Женщина встала на носу судна, вглядываясь в горизонт, где скоро должен был показаться самый южный из островов архипелага Кашимы, и не обращая внимания на жадные мужские взгляды, направленные в ее сторону. Арон знал лишь несколько типов женщин, настолько уверенных в себе, но жрице Льда здесь взяться было неоткуда, дочери Земли не любили путешествовать по морю, а магичке проще было использовать портал, а не подниматься на борт пиратского корабля. Значит…
— Пойду познакомлюсь, — решил Юкша и начал вставать, но его опередили. Могучий рыжий бородач, отзывавшийся на прозвище Гарпун, и его мелкий прихвостень, Такач, первыми подошли к незнакомке. Ветер уносил слова в другую сторону, но по выражению лиц быстро стало понятно, что знакомство шло не так, как пиратам бы хотелось. Вот Гарпун ухватил незнакомку за предплечье, потянул к себе. То есть попытался. В следующее мгновение он уже не стоял на ногах, а висел в воздухе, схваченный ею за горло и поясной ремень. Еще мгновение — и Гарпун с воплем полетел за борт. Почти сразу туда же отправился и Такач.
Шляпа с головы незнакомки от резких движений слетела и стало видно, что ее волосы, коротко, по-мужски, подстриженные, отливают морской зеленью.
— Беса мне в печенку, русалка! — ахнул Юкша. — Они же, того-этого, уже пару лет к нам не нанимаются. Цикл у них там какой-то. Икру мечут, что ли… Или яйца откладывают… И чего они тогда?..
Где-то за спиной из воды вопил Гарпун, требуя скинуть ему веревочную лестницу или хоть просто веревку. Ему визгливо вторил Такач. На трех языках ругался боцман, с которого друзья Гарпуна эту веревку срочно требовали…

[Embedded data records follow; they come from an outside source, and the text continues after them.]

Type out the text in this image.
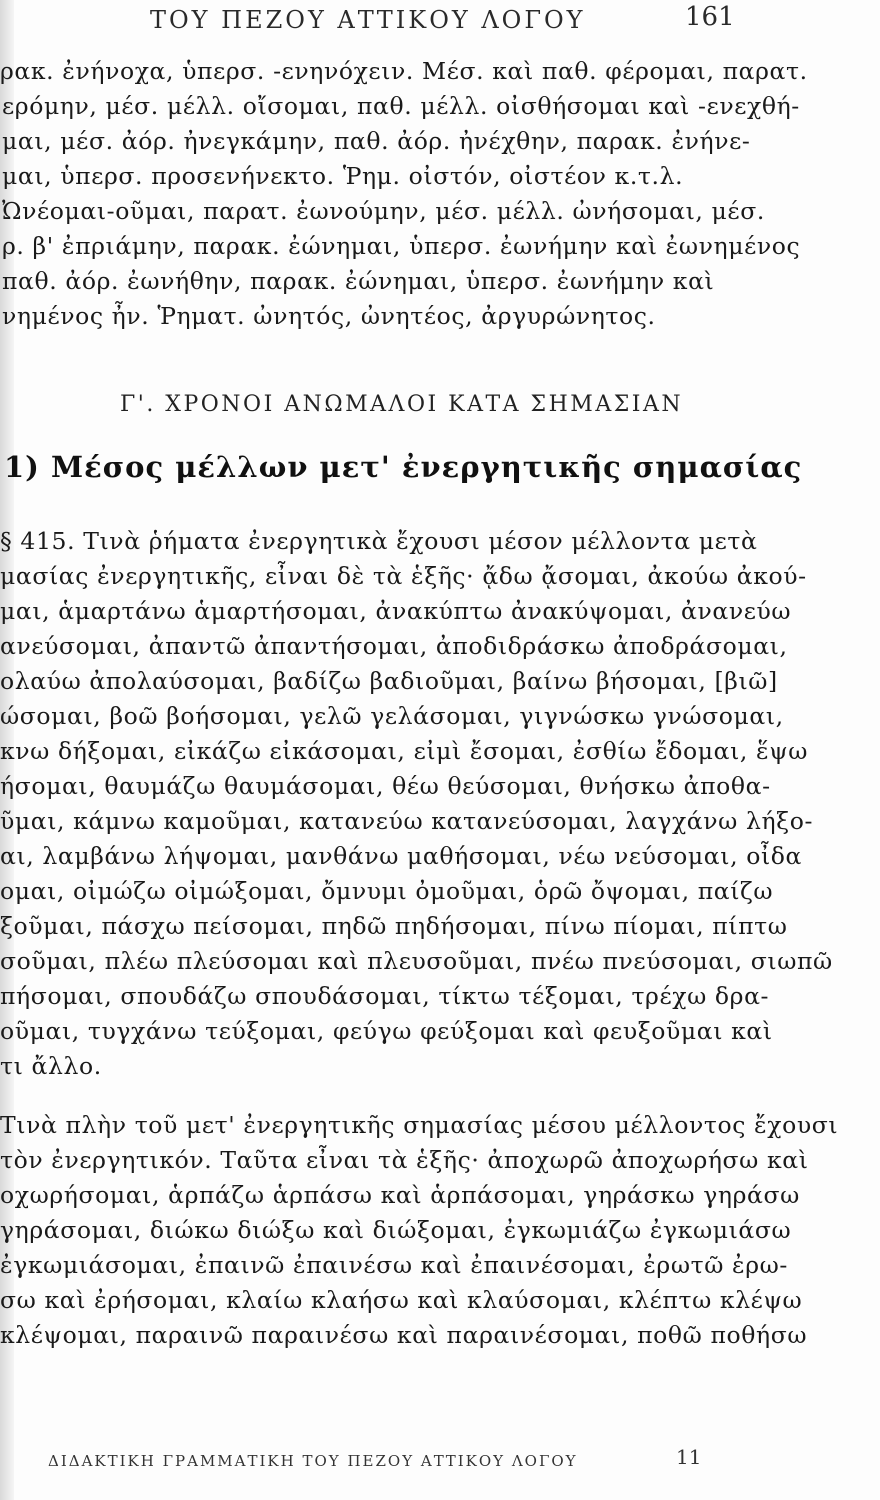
ΤΟΥ ΠΕΖΟΥ ΑΤΤΙΚΟΥ ΛΟΓΟΥ	161
ρακ. ἐνήνοχα, ὑπερσ. -ενηνόχειν. Μέσ. καὶ παθ. φέρομαι, παρατ.
ερόμην, μέσ. μέλλ. οἴσομαι, παθ. μέλλ. οἰσθήσομαι καὶ -ενεχθή-
μαι, μέσ. ἀόρ. ἠνεγκάμην, παθ. ἀόρ. ἠνέχθην, παρακ. ἐνήνε-
μαι, ὑπερσ. προσενήνεκτο. Ῥημ. οἰστόν, οἰστέον κ.τ.λ.
Ὠνέομαι-οῦμαι, παρατ. ἐωνούμην, μέσ. μέλλ. ὠνήσομαι, μέσ.
ρ. β' ἐπριάμην, παρακ. ἐώνημαι, ὑπερσ. ἐωνήμην καὶ ἐωνημένος
παθ. ἀόρ. ἐωνήθην, παρακ. ἐώνημαι, ὑπερσ. ἐωνήμην καὶ
νημένος ἦν. Ῥηματ. ὠνητός, ὠνητέος, ἀργυρώνητος.
Γ'. ΧΡΟΝΟΙ ΑΝΩΜΑΛΟΙ ΚΑΤΑ ΣΗΜΑΣΙΑΝ
1) Μέσος μέλλων μετ' ἐνεργητικῆς σημασίας
§ 415. Τινὰ ῥήματα ἐνεργητικὰ ἔχουσι μέσον μέλλοντα μετὰ
μασίας ἐνεργητικῆς, εἶναι δὲ τὰ ἑξῆς· ᾄδω ᾄσομαι, ἀκούω ἀκού-
μαι, ἁμαρτάνω ἁμαρτήσομαι, ἀνακύπτω ἀνακύψομαι, ἀνανεύω
ανεύσομαι, ἀπαντῶ ἀπαντήσομαι, ἀποδιδράσκω ἀποδράσομαι,
ολαύω ἀπολαύσομαι, βαδίζω βαδιοῦμαι, βαίνω βήσομαι, [βιῶ]
ώσομαι, βοῶ βοήσομαι, γελῶ γελάσομαι, γιγνώσκω γνώσομαι,
κνω δήξομαι, εἰκάζω εἰκάσομαι, εἰμὶ ἔσομαι, ἐσθίω ἔδομαι, ἕψω
ήσομαι, θαυμάζω θαυμάσομαι, θέω θεύσομαι, θνήσκω ἀποθα-
ῦμαι, κάμνω καμοῦμαι, κατανεύω κατανεύσομαι, λαγχάνω λήξο-
αι, λαμβάνω λήψομαι, μανθάνω μαθήσομαι, νέω νεύσομαι, οἶδα
ομαι, οἰμώζω οἰμώξομαι, ὄμνυμι ὀμοῦμαι, ὁρῶ ὄψομαι, παίζω
ξοῦμαι, πάσχω πείσομαι, πηδῶ πηδήσομαι, πίνω πίομαι, πίπτω
σοῦμαι, πλέω πλεύσομαι καὶ πλευσοῦμαι, πνέω πνεύσομαι, σιωπῶ
πήσομαι, σπουδάζω σπουδάσομαι, τίκτω τέξομαι, τρέχω δρα-
οῦμαι, τυγχάνω τεύξομαι, φεύγω φεύξομαι καὶ φευξοῦμαι καὶ
τι ἄλλο.
Τινὰ πλὴν τοῦ μετ' ἐνεργητικῆς σημασίας μέσου μέλλοντος ἔχουσι
τὸν ἐνεργητικόν. Ταῦτα εἶναι τὰ ἑξῆς· ἀποχωρῶ ἀποχωρήσω καὶ
οχωρήσομαι, ἁρπάζω ἁρπάσω καὶ ἁρπάσομαι, γηράσκω γηράσω
γηράσομαι, διώκω διώξω καὶ διώξομαι, ἐγκωμιάζω ἐγκωμιάσω
ἐγκωμιάσομαι, ἐπαινῶ ἐπαινέσω καὶ ἐπαινέσομαι, ἐρωτῶ ἐρω-
σω καὶ ἐρήσομαι, κλαίω κλαήσω καὶ κλαύσομαι, κλέπτω κλέψω
κλέψομαι, παραινῶ παραινέσω καὶ παραινέσομαι, ποθῶ ποθήσω
ΔΙΔΑΚΤΙΚΗ ΓΡΑΜΜΑΤΙΚΗ ΤΟΥ ΠΕΖΟΥ ΑΤΤΙΚΟΥ ΛΟΓΟΥ	11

Шляпу русалки подхватил резкий порыв ветра и покатил по палубе. Арон подхватил беглянку, и, подойдя к ее хозяйке, с легким поклоном протянул. Русалка — которая первый взгляд от обычной женщины отличалась лишь цветом волос и несколькими чешуйками, будто прилипшими к щекам, — смерила его оценивающим взглядом, потом протянула руку, принимая головной убор. Их пальцы на мгновение соприкоснулись…
Выйти из этого воспоминания оказалось легче, чем из первого. Все же мир в двадцать три воспринимается почти также, как в тридцать пять. Это не детство.
Забавное воспоминание, приятное. Русалка, как позднее выяснилось, и в прочих отношениях ничем не отличалась от обычных женщин… Кроме, пожалуй, своей нечеловеческой выносливости — для нее было нормально всю ночь любить и весь день сражаться. И после сражения любить снова…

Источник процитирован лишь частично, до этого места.